Dan sudah menjadi kesepakatan di antara kaum muslimin bahwa Muhammad shalallahu ‘alaihi wa sallam adalah manusia paling agung dan paling tinggi kedudukannya di sisi mereka. Menurut anda, apakah diperbolehkan mereka berdiri, rukuk, dan sujud kepada beliau di masa hidupnya ataupun setelah wafatnya?

Jawabannya: bagi yang memperbolehkan hal itu maka wajib memastikan adanya dalil di dalam syariat ini. ”

Beliau melanjutkan ,

وقد نظرنا فوجدنا أن السجود والركوع لا يجوزان إلا له سبحانه وتعالى، وقد نهى النبي صلى الله عليه وسلم أن يسجد أو يركع أحد لأحد، كما أننا رأينا في السنة كراهية النبي صلى الله عليه وسلم للقيام، فدل ذلك على عدم مشروعيته.
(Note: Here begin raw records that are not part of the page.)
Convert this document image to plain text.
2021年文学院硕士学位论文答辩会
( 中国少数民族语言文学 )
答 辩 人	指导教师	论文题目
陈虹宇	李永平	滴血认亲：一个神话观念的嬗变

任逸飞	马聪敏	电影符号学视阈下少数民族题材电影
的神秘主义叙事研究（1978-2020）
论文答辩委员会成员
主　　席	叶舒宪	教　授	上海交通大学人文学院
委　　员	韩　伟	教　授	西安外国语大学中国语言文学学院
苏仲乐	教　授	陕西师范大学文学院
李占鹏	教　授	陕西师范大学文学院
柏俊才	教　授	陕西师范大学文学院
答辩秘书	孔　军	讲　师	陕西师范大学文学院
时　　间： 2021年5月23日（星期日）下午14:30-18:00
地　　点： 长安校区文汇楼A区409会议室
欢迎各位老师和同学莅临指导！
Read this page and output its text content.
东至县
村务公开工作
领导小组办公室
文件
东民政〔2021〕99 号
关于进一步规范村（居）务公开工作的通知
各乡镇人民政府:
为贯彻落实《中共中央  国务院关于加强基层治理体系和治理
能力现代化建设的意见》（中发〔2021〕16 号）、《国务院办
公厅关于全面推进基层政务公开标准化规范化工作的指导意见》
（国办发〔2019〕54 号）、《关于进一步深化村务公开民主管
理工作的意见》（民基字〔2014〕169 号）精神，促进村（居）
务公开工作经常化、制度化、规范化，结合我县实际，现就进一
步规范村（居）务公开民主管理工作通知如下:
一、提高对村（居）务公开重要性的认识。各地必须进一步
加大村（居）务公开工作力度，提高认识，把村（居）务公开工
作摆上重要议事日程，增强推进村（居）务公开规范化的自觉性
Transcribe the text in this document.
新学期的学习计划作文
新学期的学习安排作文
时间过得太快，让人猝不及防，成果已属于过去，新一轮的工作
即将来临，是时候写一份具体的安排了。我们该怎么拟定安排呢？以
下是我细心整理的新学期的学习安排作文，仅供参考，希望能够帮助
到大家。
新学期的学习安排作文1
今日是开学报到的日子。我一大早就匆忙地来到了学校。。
ترى فهل يستطيع أحد أن يقول عنا حين نمنع السجود لرسول الله صلى الله عليه وسلم: إننا ننكر جاهه صلى الله عليه وسلم وقدره؟: كلا ثم كلا

“Kami telah meneliti (dalilnya) dan mendapati bahwa sujud dan rukuk tidak diperbolehkan kecuali hanya kepada-Nya Subhanahu wa Ta’ala. Nabi shalallahu ‘alaihi wa sallam melarang seorang sujud atau rukuk kepada yang lainnya. Sebagaimana kami juga menemukan (dalil) di dalam sunnah bahwa Nabi shalallahu ‘alaihi wa sallam membenci berdiri (untuk menghormati orang lain). Hal ini menunjukkan bahwa perbuatan tersebut tidak disyariatkan.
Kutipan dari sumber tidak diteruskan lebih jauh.